WILLIAM SHAKESPEARE. Enrique V (The life of Henry the Fifth). Planeta. 98 páginas. Traducción de José María Valverde.
Una más de las obras en las que Shakespeare dramatizó la historia de Inglaterra, Enrique V es la lógica continuación de Enrique IV, en cuyo final el protagonista de esta obra se transformaba de joven díscolo en aplicado monarca. Se repiten personajes y situaciones de la anterior, y es de destacar que en Enrique V la presencia de Sir John Falstaff, uno de los grandes personajes shakespearianos, es elíptica. La enfermedad y la muerte de este caballero nos es narrada por sus amigos y conocidos mientras se prepara la campaña bélica en la que se sitúa el clímax de la obra.
En mi opinión, lo mejor de Enrique V se encuentra en su escena inicial, en la que dos de los más poderosos miembros de la Iglesia conspiran respecto a cuál es la mejor manera de distraer al joven rey y con ello evitar la aprobación de una ley muy perjudicial para los intereses eclesiásticos.

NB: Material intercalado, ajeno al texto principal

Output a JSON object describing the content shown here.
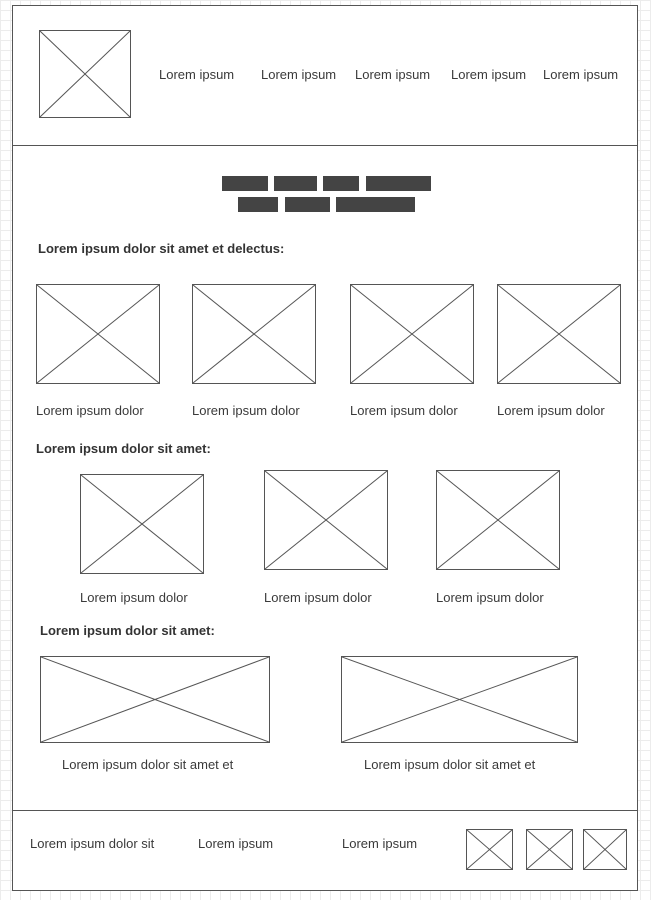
{
  "header": {
    "logo_icon": "image-placeholder-icon",
    "nav": [
      "Lorem ipsum",
      "Lorem ipsum",
      "Lorem ipsum",
      "Lorem ipsum",
      "Lorem ipsum"
    ]
  },
  "sections": [
    {
      "heading": "Lorem ipsum dolor sit amet et delectus:",
      "items": [
        "Lorem ipsum dolor",
        "Lorem ipsum dolor",
        "Lorem ipsum dolor",
        "Lorem ipsum dolor"
      ]
    },
    {
      "heading": "Lorem ipsum dolor sit amet:",
      "items": [
        "Lorem ipsum dolor",
        "Lorem ipsum dolor",
        "Lorem ipsum dolor"
      ]
    },
    {
      "heading": "Lorem ipsum dolor sit amet:",
      "items": [
        "Lorem ipsum dolor sit amet et",
        "Lorem ipsum dolor sit amet et"
      ]
    }
  ],
  "footer": {
    "links": [
      "Lorem ipsum dolor sit",
      "Lorem ipsum",
      "Lorem ipsum"
    ]
  },
  "colors": {
    "frame_border": "#555555",
    "title_blocks": "#444444",
    "grid": "#ececec"
  }
}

La solución está (cuántas veces maldad e inteligencia caminan juntas) en una de las debilidades humanas más frecuentes, la vanidad. Basta con convencer a Enrique de su legítimo derecho a ostentar la corona francesa (pasaje que se encuentra entre lo más plomizo de toda la obra shakespeariana, pero que sin embargo es del todo necesario para comprender la razón de los acontecimientos y su posterior desarrollo). El previsible (y muy despectivo) rechazo de los franceses, que se apoyan en la Ley Sálica, a semejante idea, desemboca en una campaña militar y en un derramamiento de sangre que, eso sí, evita que los intereses de la Iglesia se vean perjudicados. Es evidente lo mucho que Shakespeare educa y entretiene al lector atento.
El posterior devenir de la obra, que culmina en la victoria militar inglesa en Agincourt, no es precisamente flojo, pero tampoco la sitúa entre las mejores de su autor. Las incursiones en la comedia son frecuentes, jugándose muchas veces con los equívocos (en ocasiones, de marcado tinte sexual) entre las lenguas francesa e inglesa, al tiempo que se ponen en contraste los pensamientos de quienes crean el drama (monarcas y nobles) y quienes lo sufren (soldados y demás hombres del pueblo). Es brillante la escena en la que el rey, de incógnito y en vísperas de la gran batalla, se infiltra entre sus tropas para conocer las opiniones y el estado de ánimo de sus soldados. Las escenas palaciegas resultan, en general, menos convincentes, y pocas veces alcanzan la intensidad dramática de las de, por ejemplo, la recientemente reseñada Ricardo III. Con todo, es de admirar la capacidad de Shakespeare para explicar siempre, sin dejar de entretener, para penetrar en el alma de sus personajes y para crear diálogos llenos de ingenio. La acción, que abarca buena parte del reinado de un monarca de vida tan breve como intensa, se detiene en la ceremonia mediante la cual ambas monarquías pactan el enlace entre Enrique y Catalina o, lo que es lo mismo, la unión entre las naciones que se han batido en el campo de batalla, Unión que (ya nos lo anuncia el coro, que inaugura cada uno de los actos de la obra) no durará mucho, pues el siguiente rey inglés, Enrique VI, vivirá la pérdida de sus posesiones francesas y, con ella, el fin de la Guerra de los Cien Años. Todo eso queda, sin embargo, fuera de este drama que justifica una vez más la fama ganada por su autor.
Respecto de la traducción, uno discrepa de las soluciones escogidas por Valverde para intentar respetar los acentos de los personajes en el original (hacer hablar a un capitán galés con acento gallego, por ejemplo), si bien reconoce que cualquier solución al respecto no dejaría de ser un mal menor.